You may not be singing along to the lyrics, but there are times when we all make snap judgments based on incomplete information. The job seeker has a pleasant smile, so you assume he has a balanced personality. The waiter is a bit distressed, so he must be a mean, unhappy person. You see one picture of a nice vacation villa and fall in love with the idea of traveling there. Never mind the possibility that the job applicant is a jerk, the waiter is currently off, and the picture of the villa is from twenty years ago (and not from hurricane season!).
When you think about it, this approach makes some sense. We currently live in the “Information Age”, although I think it would be fair to call it the “Age of Information Overload”. In order to process things quickly, we often look at small cuts and details and forget to look at the whole picture.

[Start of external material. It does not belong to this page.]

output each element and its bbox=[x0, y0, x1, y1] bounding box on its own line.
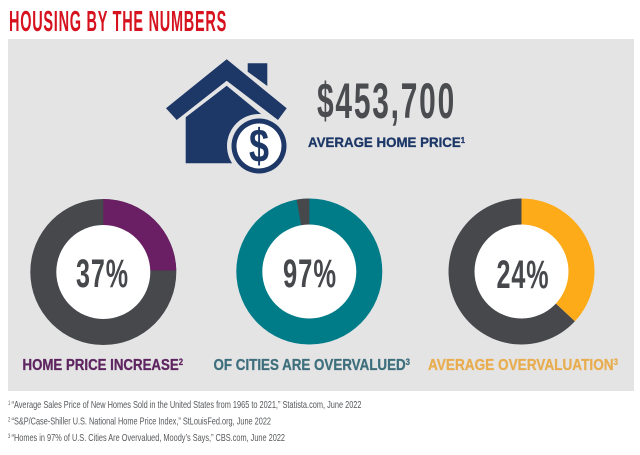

Malcolm Gladwell calls this “Thin Slicing” in his excellent book “Blink”. I call it the potential for disaster. If you don’t pay attention to the whole picture, you might find yourself doing very stupid things.
We know we shouldn’t judge a book by its cover, but we do. To be fair, I have actually read some excellent books based on their covers, but that’s a very small life decision. The next time you have to make an *important decision*, make sure you have the whole picture. Otherwise, you may find yourself “throwing it all away.”
PS “Auld Lang Syne” literally translates to “old long ago” or colloquially as “long ago” or “days gone by.” The irony is that although most people look forward to the start of the New Year, the song we all play and sing is actually about remembering the past.